I mean, just look around you, right?

I mean, if you, it’s amazing to see the generative power of evolution, right?

Like nature has built ginormous architectures that capture CO2.

I mean, look at trees.

Nature has built cells which capture pathogens inside our body, right?

So in all of this just comes from the same common ancestor.

So imagine we could create synthetic life and evolve it really towards user-defined goals.

And I think, yeah, I think this is in the end, what motivates us is a very fundamental question and the creation of tools and evolvable systems that can be evolved in the end.

And I think RNA design is a really nice example.

We talked about it earlier where both of it comes together, right?

I mean, we all know about RNA therapeutics.

There is a 30 billion dollar market right now.

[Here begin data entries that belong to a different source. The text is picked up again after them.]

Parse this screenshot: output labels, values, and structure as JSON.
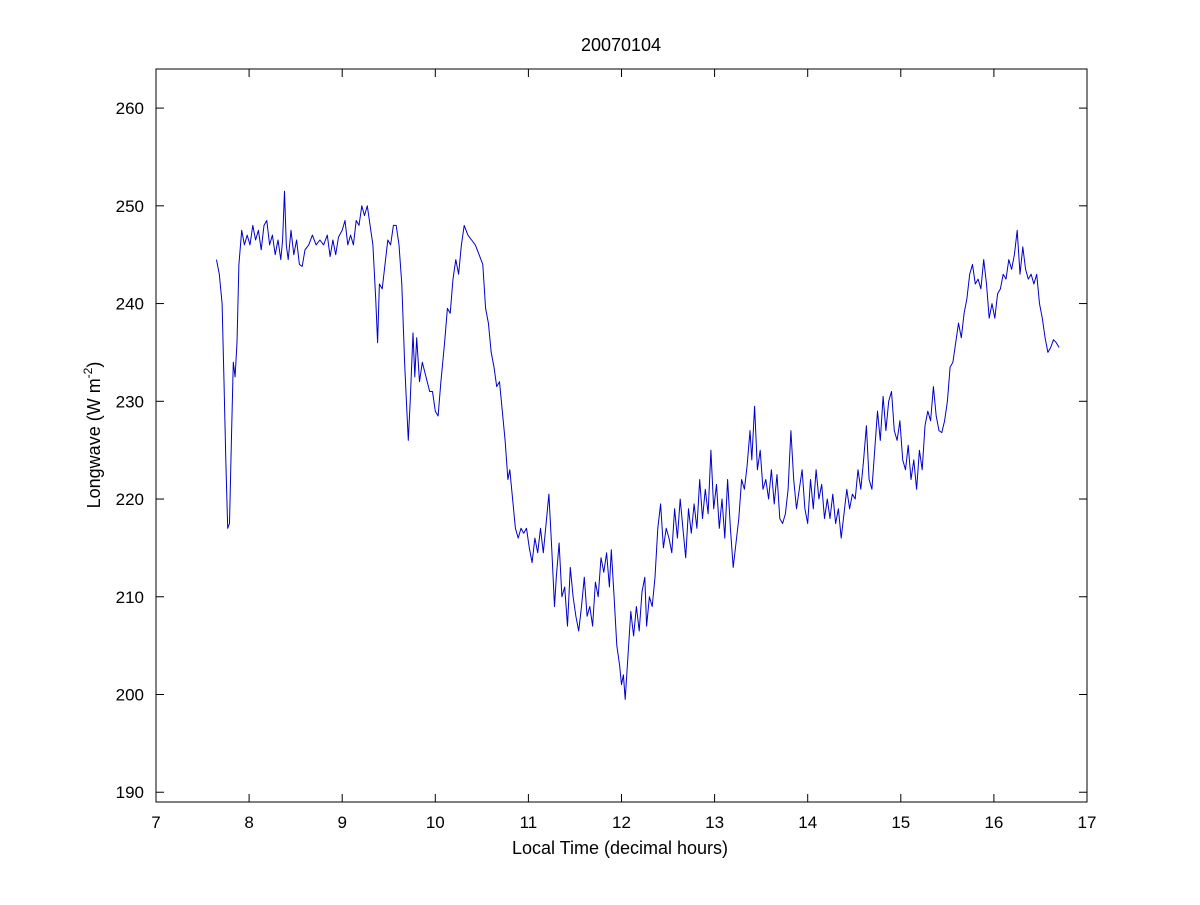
{
  "colors": {
    "series": "#0000cc",
    "axes": "#000000",
    "background": "#ffffff"
  },
  "chart_data": {
    "type": "line",
    "title": "20070104",
    "xlabel": "Local Time (decimal hours)",
    "ylabel_main": "Longwave (W m",
    "ylabel_sup": "-2",
    "ylabel_close": ")",
    "xlim": [
      7,
      17
    ],
    "ylim": [
      189,
      264
    ],
    "xticks": [
      7,
      8,
      9,
      10,
      11,
      12,
      13,
      14,
      15,
      16,
      17
    ],
    "yticks": [
      190,
      200,
      210,
      220,
      230,
      240,
      250,
      260
    ],
    "grid": false,
    "box": true,
    "series": [
      {
        "color": "#0000cc",
        "points": [
          [
            7.65,
            244.5
          ],
          [
            7.68,
            243.0
          ],
          [
            7.71,
            240.0
          ],
          [
            7.73,
            232.0
          ],
          [
            7.75,
            224.0
          ],
          [
            7.77,
            217.0
          ],
          [
            7.79,
            217.5
          ],
          [
            7.81,
            226.0
          ],
          [
            7.83,
            234.0
          ],
          [
            7.85,
            232.5
          ],
          [
            7.87,
            236.0
          ],
          [
            7.89,
            244.0
          ],
          [
            7.92,
            247.5
          ],
          [
            7.95,
            246.0
          ],
          [
            7.98,
            247.0
          ],
          [
            8.01,
            246.0
          ],
          [
            8.04,
            248.0
          ],
          [
            8.07,
            246.5
          ],
          [
            8.1,
            247.5
          ],
          [
            8.13,
            245.5
          ],
          [
            8.16,
            248.0
          ],
          [
            8.19,
            248.5
          ],
          [
            8.22,
            246.0
          ],
          [
            8.25,
            247.0
          ],
          [
            8.28,
            245.0
          ],
          [
            8.31,
            246.5
          ],
          [
            8.34,
            244.5
          ],
          [
            8.36,
            246.5
          ],
          [
            8.38,
            251.5
          ],
          [
            8.4,
            246.0
          ],
          [
            8.42,
            244.5
          ],
          [
            8.45,
            247.5
          ],
          [
            8.48,
            245.0
          ],
          [
            8.51,
            246.5
          ],
          [
            8.54,
            244.0
          ],
          [
            8.57,
            243.8
          ],
          [
            8.6,
            245.5
          ],
          [
            8.64,
            246.0
          ],
          [
            8.68,
            247.0
          ],
          [
            8.72,
            246.0
          ],
          [
            8.76,
            246.5
          ],
          [
            8.8,
            246.0
          ],
          [
            8.84,
            247.0
          ],
          [
            8.87,
            244.8
          ],
          [
            8.9,
            246.5
          ],
          [
            8.93,
            245.0
          ],
          [
            8.96,
            246.8
          ],
          [
            9.0,
            247.5
          ],
          [
            9.03,
            248.5
          ],
          [
            9.06,
            246.0
          ],
          [
            9.09,
            247.0
          ],
          [
            9.12,
            246.0
          ],
          [
            9.15,
            248.5
          ],
          [
            9.18,
            248.0
          ],
          [
            9.21,
            250.0
          ],
          [
            9.24,
            249.0
          ],
          [
            9.27,
            250.0
          ],
          [
            9.3,
            248.0
          ],
          [
            9.33,
            246.0
          ],
          [
            9.36,
            240.5
          ],
          [
            9.38,
            236.0
          ],
          [
            9.4,
            242.0
          ],
          [
            9.43,
            241.5
          ],
          [
            9.46,
            244.0
          ],
          [
            9.49,
            246.5
          ],
          [
            9.52,
            246.0
          ],
          [
            9.55,
            248.0
          ],
          [
            9.58,
            248.0
          ],
          [
            9.61,
            246.0
          ],
          [
            9.64,
            242.0
          ],
          [
            9.67,
            234.0
          ],
          [
            9.69,
            230.0
          ],
          [
            9.71,
            226.0
          ],
          [
            9.73,
            230.0
          ],
          [
            9.76,
            237.0
          ],
          [
            9.78,
            232.5
          ],
          [
            9.8,
            236.5
          ],
          [
            9.83,
            232.0
          ],
          [
            9.86,
            234.0
          ],
          [
            9.9,
            232.5
          ],
          [
            9.94,
            231.0
          ],
          [
            9.97,
            231.0
          ],
          [
            10.0,
            229.0
          ],
          [
            10.03,
            228.5
          ],
          [
            10.06,
            232.0
          ],
          [
            10.1,
            236.0
          ],
          [
            10.13,
            239.5
          ],
          [
            10.16,
            239.0
          ],
          [
            10.19,
            242.5
          ],
          [
            10.22,
            244.5
          ],
          [
            10.25,
            243.0
          ],
          [
            10.28,
            246.0
          ],
          [
            10.31,
            248.0
          ],
          [
            10.35,
            247.0
          ],
          [
            10.39,
            246.5
          ],
          [
            10.43,
            246.0
          ],
          [
            10.47,
            245.0
          ],
          [
            10.51,
            244.0
          ],
          [
            10.54,
            239.5
          ],
          [
            10.57,
            238.0
          ],
          [
            10.6,
            235.0
          ],
          [
            10.63,
            233.5
          ],
          [
            10.66,
            231.5
          ],
          [
            10.69,
            232.0
          ],
          [
            10.72,
            229.0
          ],
          [
            10.75,
            226.0
          ],
          [
            10.78,
            222.0
          ],
          [
            10.8,
            223.0
          ],
          [
            10.83,
            220.0
          ],
          [
            10.86,
            217.0
          ],
          [
            10.89,
            216.0
          ],
          [
            10.92,
            217.0
          ],
          [
            10.95,
            216.5
          ],
          [
            10.98,
            217.0
          ],
          [
            11.01,
            215.0
          ],
          [
            11.04,
            213.5
          ],
          [
            11.07,
            216.0
          ],
          [
            11.1,
            214.5
          ],
          [
            11.13,
            217.0
          ],
          [
            11.16,
            214.5
          ],
          [
            11.19,
            217.5
          ],
          [
            11.22,
            220.5
          ],
          [
            11.25,
            215.0
          ],
          [
            11.28,
            209.0
          ],
          [
            11.3,
            212.0
          ],
          [
            11.33,
            215.5
          ],
          [
            11.36,
            210.0
          ],
          [
            11.39,
            211.0
          ],
          [
            11.42,
            207.0
          ],
          [
            11.45,
            213.0
          ],
          [
            11.48,
            210.0
          ],
          [
            11.51,
            208.0
          ],
          [
            11.54,
            206.5
          ],
          [
            11.57,
            209.0
          ],
          [
            11.6,
            212.0
          ],
          [
            11.63,
            208.0
          ],
          [
            11.66,
            209.0
          ],
          [
            11.69,
            207.0
          ],
          [
            11.72,
            211.5
          ],
          [
            11.75,
            210.0
          ],
          [
            11.78,
            214.0
          ],
          [
            11.81,
            212.5
          ],
          [
            11.84,
            214.5
          ],
          [
            11.87,
            211.0
          ],
          [
            11.89,
            214.8
          ],
          [
            11.92,
            210.0
          ],
          [
            11.95,
            205.0
          ],
          [
            11.98,
            203.0
          ],
          [
            12.0,
            201.0
          ],
          [
            12.02,
            202.0
          ],
          [
            12.04,
            199.5
          ],
          [
            12.07,
            204.0
          ],
          [
            12.1,
            208.5
          ],
          [
            12.13,
            206.0
          ],
          [
            12.16,
            209.0
          ],
          [
            12.19,
            206.5
          ],
          [
            12.22,
            210.5
          ],
          [
            12.25,
            212.0
          ],
          [
            12.27,
            207.0
          ],
          [
            12.3,
            210.0
          ],
          [
            12.33,
            209.0
          ],
          [
            12.36,
            212.0
          ],
          [
            12.39,
            217.0
          ],
          [
            12.42,
            219.5
          ],
          [
            12.45,
            215.0
          ],
          [
            12.48,
            217.0
          ],
          [
            12.51,
            216.0
          ],
          [
            12.54,
            214.5
          ],
          [
            12.57,
            219.0
          ],
          [
            12.6,
            216.0
          ],
          [
            12.63,
            220.0
          ],
          [
            12.66,
            217.0
          ],
          [
            12.69,
            214.0
          ],
          [
            12.72,
            219.0
          ],
          [
            12.75,
            216.5
          ],
          [
            12.78,
            219.5
          ],
          [
            12.81,
            217.0
          ],
          [
            12.84,
            222.0
          ],
          [
            12.87,
            218.0
          ],
          [
            12.9,
            221.0
          ],
          [
            12.93,
            218.5
          ],
          [
            12.96,
            225.0
          ],
          [
            12.99,
            219.0
          ],
          [
            13.02,
            221.5
          ],
          [
            13.05,
            217.0
          ],
          [
            13.08,
            220.0
          ],
          [
            13.11,
            216.0
          ],
          [
            13.14,
            222.0
          ],
          [
            13.17,
            217.0
          ],
          [
            13.2,
            213.0
          ],
          [
            13.23,
            215.5
          ],
          [
            13.26,
            218.0
          ],
          [
            13.29,
            222.0
          ],
          [
            13.32,
            221.0
          ],
          [
            13.35,
            223.5
          ],
          [
            13.38,
            227.0
          ],
          [
            13.4,
            224.0
          ],
          [
            13.43,
            229.5
          ],
          [
            13.46,
            223.0
          ],
          [
            13.49,
            225.0
          ],
          [
            13.52,
            221.0
          ],
          [
            13.55,
            222.0
          ],
          [
            13.58,
            220.0
          ],
          [
            13.61,
            223.0
          ],
          [
            13.64,
            219.5
          ],
          [
            13.67,
            222.5
          ],
          [
            13.7,
            218.0
          ],
          [
            13.73,
            217.5
          ],
          [
            13.76,
            218.5
          ],
          [
            13.79,
            221.0
          ],
          [
            13.82,
            227.0
          ],
          [
            13.85,
            222.0
          ],
          [
            13.88,
            219.0
          ],
          [
            13.91,
            221.0
          ],
          [
            13.94,
            223.0
          ],
          [
            13.97,
            219.0
          ],
          [
            14.0,
            217.5
          ],
          [
            14.03,
            222.0
          ],
          [
            14.06,
            219.0
          ],
          [
            14.09,
            223.0
          ],
          [
            14.12,
            220.0
          ],
          [
            14.15,
            221.5
          ],
          [
            14.18,
            218.0
          ],
          [
            14.21,
            220.0
          ],
          [
            14.24,
            218.0
          ],
          [
            14.27,
            220.5
          ],
          [
            14.3,
            217.5
          ],
          [
            14.33,
            219.0
          ],
          [
            14.36,
            216.0
          ],
          [
            14.39,
            218.5
          ],
          [
            14.42,
            221.0
          ],
          [
            14.45,
            219.0
          ],
          [
            14.48,
            220.5
          ],
          [
            14.51,
            220.0
          ],
          [
            14.54,
            223.0
          ],
          [
            14.57,
            221.0
          ],
          [
            14.6,
            224.0
          ],
          [
            14.63,
            227.5
          ],
          [
            14.66,
            222.0
          ],
          [
            14.69,
            221.0
          ],
          [
            14.72,
            225.0
          ],
          [
            14.75,
            229.0
          ],
          [
            14.78,
            226.0
          ],
          [
            14.81,
            230.5
          ],
          [
            14.84,
            227.0
          ],
          [
            14.87,
            230.0
          ],
          [
            14.9,
            231.0
          ],
          [
            14.93,
            227.0
          ],
          [
            14.96,
            226.0
          ],
          [
            14.99,
            228.0
          ],
          [
            15.02,
            224.0
          ],
          [
            15.05,
            223.0
          ],
          [
            15.08,
            225.5
          ],
          [
            15.11,
            222.0
          ],
          [
            15.14,
            224.0
          ],
          [
            15.17,
            221.0
          ],
          [
            15.2,
            225.0
          ],
          [
            15.23,
            223.0
          ],
          [
            15.26,
            227.5
          ],
          [
            15.29,
            229.0
          ],
          [
            15.32,
            228.0
          ],
          [
            15.35,
            231.5
          ],
          [
            15.38,
            228.5
          ],
          [
            15.41,
            227.0
          ],
          [
            15.44,
            226.8
          ],
          [
            15.47,
            228.0
          ],
          [
            15.5,
            230.0
          ],
          [
            15.53,
            233.5
          ],
          [
            15.56,
            234.0
          ],
          [
            15.59,
            236.0
          ],
          [
            15.62,
            238.0
          ],
          [
            15.65,
            236.5
          ],
          [
            15.68,
            239.0
          ],
          [
            15.71,
            240.5
          ],
          [
            15.74,
            243.0
          ],
          [
            15.77,
            244.0
          ],
          [
            15.8,
            242.0
          ],
          [
            15.83,
            242.5
          ],
          [
            15.86,
            241.5
          ],
          [
            15.89,
            244.5
          ],
          [
            15.92,
            242.0
          ],
          [
            15.95,
            238.5
          ],
          [
            15.98,
            240.0
          ],
          [
            16.01,
            238.5
          ],
          [
            16.04,
            241.0
          ],
          [
            16.07,
            241.5
          ],
          [
            16.1,
            243.0
          ],
          [
            16.13,
            242.5
          ],
          [
            16.16,
            244.5
          ],
          [
            16.19,
            243.5
          ],
          [
            16.22,
            245.0
          ],
          [
            16.25,
            247.5
          ],
          [
            16.28,
            243.0
          ],
          [
            16.31,
            245.8
          ],
          [
            16.34,
            243.5
          ],
          [
            16.37,
            242.5
          ],
          [
            16.4,
            243.0
          ],
          [
            16.43,
            242.0
          ],
          [
            16.46,
            243.0
          ],
          [
            16.49,
            240.0
          ],
          [
            16.52,
            238.5
          ],
          [
            16.55,
            236.5
          ],
          [
            16.58,
            235.0
          ],
          [
            16.61,
            235.5
          ],
          [
            16.64,
            236.3
          ],
          [
            16.67,
            236.0
          ],
          [
            16.7,
            235.5
          ]
        ]
      }
    ]
  }
}
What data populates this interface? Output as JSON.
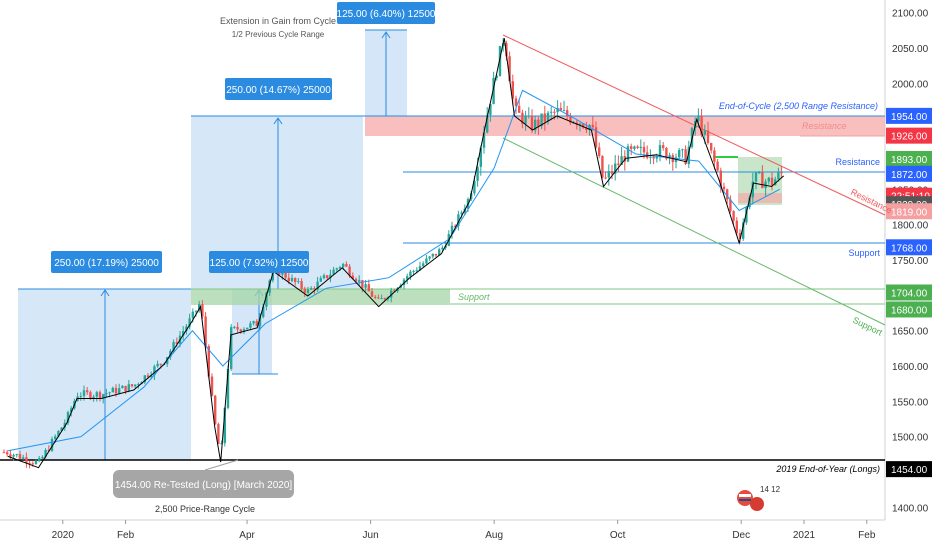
{
  "chart_data": {
    "type": "candlestick",
    "instrument_note": "Gold futures style price chart",
    "x_tick_labels": [
      "2020",
      "Feb",
      "Apr",
      "Jun",
      "Aug",
      "Oct",
      "Dec",
      "2021",
      "Feb"
    ],
    "y_tick_labels": [
      "1400.00",
      "1450.00",
      "1500.00",
      "1550.00",
      "1600.00",
      "1650.00",
      "1700.00",
      "1750.00",
      "1800.00",
      "1850.00",
      "1900.00",
      "1950.00",
      "2000.00",
      "2050.00",
      "2100.00"
    ],
    "ylim": [
      1382,
      2118
    ],
    "series": [
      {
        "role": "price",
        "x": [
          "2019-12-05",
          "2019-12-20",
          "2020-01-03",
          "2020-01-08",
          "2020-01-20",
          "2020-02-05",
          "2020-02-20",
          "2020-03-05",
          "2020-03-09",
          "2020-03-16",
          "2020-03-19",
          "2020-03-24",
          "2020-04-06",
          "2020-04-14",
          "2020-05-01",
          "2020-05-18",
          "2020-06-05",
          "2020-06-20",
          "2020-07-06",
          "2020-07-20",
          "2020-07-28",
          "2020-08-06",
          "2020-08-11",
          "2020-08-20",
          "2020-09-01",
          "2020-09-18",
          "2020-09-24",
          "2020-10-05",
          "2020-10-20",
          "2020-11-04",
          "2020-11-09",
          "2020-11-20",
          "2020-11-30",
          "2020-12-07",
          "2020-12-16",
          "2020-12-22"
        ],
        "y": [
          1478,
          1462,
          1525,
          1560,
          1560,
          1572,
          1608,
          1670,
          1690,
          1520,
          1470,
          1650,
          1660,
          1740,
          1705,
          1745,
          1690,
          1730,
          1765,
          1840,
          1950,
          2070,
          1960,
          1940,
          1960,
          1940,
          1860,
          1900,
          1905,
          1895,
          1955,
          1870,
          1780,
          1865,
          1860,
          1875
        ]
      },
      {
        "role": "moving-average",
        "x": [
          "2019-12-05",
          "2020-01-10",
          "2020-02-10",
          "2020-03-05",
          "2020-03-20",
          "2020-04-10",
          "2020-05-10",
          "2020-06-10",
          "2020-07-10",
          "2020-08-01",
          "2020-08-15",
          "2020-09-10",
          "2020-10-10",
          "2020-11-10",
          "2020-11-30",
          "2020-12-20"
        ],
        "y": [
          1480,
          1500,
          1570,
          1650,
          1600,
          1660,
          1710,
          1725,
          1780,
          1880,
          1990,
          1950,
          1900,
          1890,
          1820,
          1850
        ]
      }
    ],
    "levels": [
      {
        "price": 1954.0,
        "tag": "1954.00",
        "label": "End-of-Cycle (2,500 Range Resistance)",
        "color": "#2962ff"
      },
      {
        "price": 1926.0,
        "tag": "1926.00",
        "label": "Resistance",
        "color": "#f23645"
      },
      {
        "price": 1893.0,
        "tag": "1893.00",
        "label": "",
        "color": "#4caf50"
      },
      {
        "price": 1872.0,
        "tag": "1872.00",
        "label": "Resistance",
        "color": "#2962ff"
      },
      {
        "price": 1841.0,
        "tag": "22:51:10",
        "label": "",
        "color": "#f23645"
      },
      {
        "price": 1829.0,
        "tag": "1829.00",
        "label": "",
        "color": "#555555"
      },
      {
        "price": 1819.0,
        "tag": "1819.00",
        "label": "",
        "color": "#f5a0a0"
      },
      {
        "price": 1768.0,
        "tag": "1768.00",
        "label": "Support",
        "color": "#2962ff"
      },
      {
        "price": 1704.0,
        "tag": "1704.00",
        "label": "Support",
        "color": "#4caf50"
      },
      {
        "price": 1680.0,
        "tag": "1680.00",
        "label": "",
        "color": "#4caf50"
      },
      {
        "price": 1454.0,
        "tag": "1454.00",
        "label": "2019 End-of-Year (Longs)",
        "color": "#000000"
      }
    ],
    "channel_labels": {
      "upper": "Resistance",
      "lower": "Support"
    },
    "range_boxes": [
      {
        "label": "250.00 (17.19%) 25000",
        "from_price": 1454,
        "to_price": 1704
      },
      {
        "label": "125.00 (7.92%) 12500",
        "from_price": 1579,
        "to_price": 1704
      },
      {
        "label": "250.00 (14.67%) 25000",
        "from_price": 1704,
        "to_price": 1954
      },
      {
        "label": "125.00 (6.40%) 12500",
        "from_price": 1954,
        "to_price": 2079
      }
    ],
    "annotations": {
      "top_note_1": "Extension in Gain from Cycle",
      "top_note_2": "1/2 Previous Cycle Range",
      "retest_label": "1454.00 Re-Tested (Long) [March 2020]",
      "cycle_label": "2,500 Price-Range Cycle",
      "event_badge": "14 12"
    }
  },
  "colors": {
    "blue_box_fill": "#cfe3f6",
    "blue_label_bg": "#2a8be0",
    "green_zone": "#a5d6a7",
    "red_zone": "#f7a9a9",
    "up_candle": "#26a69a",
    "down_candle": "#ef5350"
  }
}
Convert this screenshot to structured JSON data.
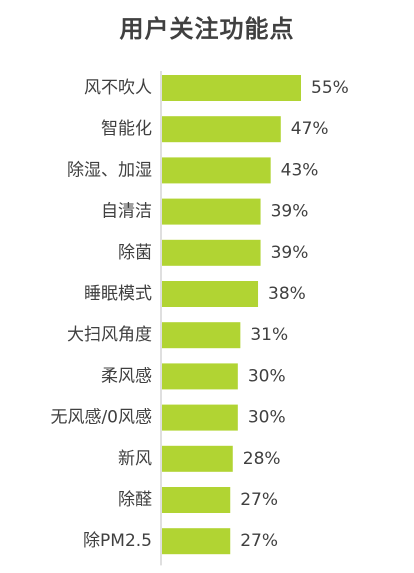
{
  "chart_data": {
    "type": "bar",
    "orientation": "horizontal",
    "title": "用户关注功能点",
    "categories": [
      "风不吹人",
      "智能化",
      "除湿、加湿",
      "自清洁",
      "除菌",
      "睡眠模式",
      "大扫风角度",
      "柔风感",
      "无风感/0风感",
      "新风",
      "除醛",
      "除PM2.5"
    ],
    "values": [
      55,
      47,
      43,
      39,
      39,
      38,
      31,
      30,
      30,
      28,
      27,
      27
    ],
    "value_labels": [
      "55%",
      "47%",
      "43%",
      "39%",
      "39%",
      "38%",
      "31%",
      "30%",
      "30%",
      "28%",
      "27%",
      "27%"
    ],
    "unit": "%",
    "xlim": [
      0,
      60
    ],
    "grid": false,
    "legend": "none",
    "colors": {
      "bar": "#b1d433",
      "axis": "#bfbfbf",
      "text": "#404040"
    }
  }
}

And so advancing RNA design has immediate implications also on the therapeutic level.

And at the same time, it allows us to answer some of the, or to address, to deal with some of the very fundamental questions.

So I feel like it’s a super nice sweet spot to study RNA and lipids and their interactions and so on.

Yeah, I’m embarrassed.

I didn’t think of any of that when I asked you that question.

So I should have, of course, now that you mentioned it, that it’s so clear and present that there are things that your work can do that can improve the state of human health in the world and our relationship to other animals or the biome that we’re immersed in, in our gut, on our skin.

Just, you could be the savior of us all.

What’s clear, for instance, right, we talked about RNA, RNA folds and RNA design.

So, mRNA, like mRNA, as it is in our vaccines, is inherently unstable, right?

That’s what makes the deployment so difficult.

You have to cool it down to preserve it.

And now when you fold RNA in distinct ways, the RNA origami, the RNA nanostructures we make, they are stable at room temperature for days, just on the bench.

So, by folding RNA, we can also package more on a smaller footprint, right?

So, by making nanostructures from RNA, I really think we can advance the way we build therapeutics, and at the same time actually also address these very fundamental questions on origins of life and creating of very minimal synthetic cells and synthetic life.

I think we got to end it there, but this has been a brilliant conversation.

I’m delighted to learn that such a field exists that is vibrant and that you’re in the middle of it.

That gives me confidence that only good will come of this.

Again, thank you for your time, and like I said, delighted to know that this is a field that’s vibrant and probably still growing.

And I look forward to see what it will deliver to civilization.

For sure.

Yes.

All right.

Thank you for Beyond Star Talk.

Thank you.

Matt, thanks for coming through.

This was fascinating.

Thank you for having me.

And I keep forgetting you’re in LA.

I’m in LA.

And I got a book coming out in a few months.

Yeah, we’re going to still you for Probably Science, if we can.

I’d be happy to go on Might Be Science.

Sorry, what’s it called?

We think it’s science.

Probably Science is my podcast.

I’m certain what comes out of my mouth will be science.

Change the name of the show for that episode.

When you’re on, we change the name.

Otherwise, probably when it’s us and other comedians who know very little.

All right, so that’s all we’ve got here on StarTalk.

Neil deGrasse Tyson, as always, bidding you to keep looking up.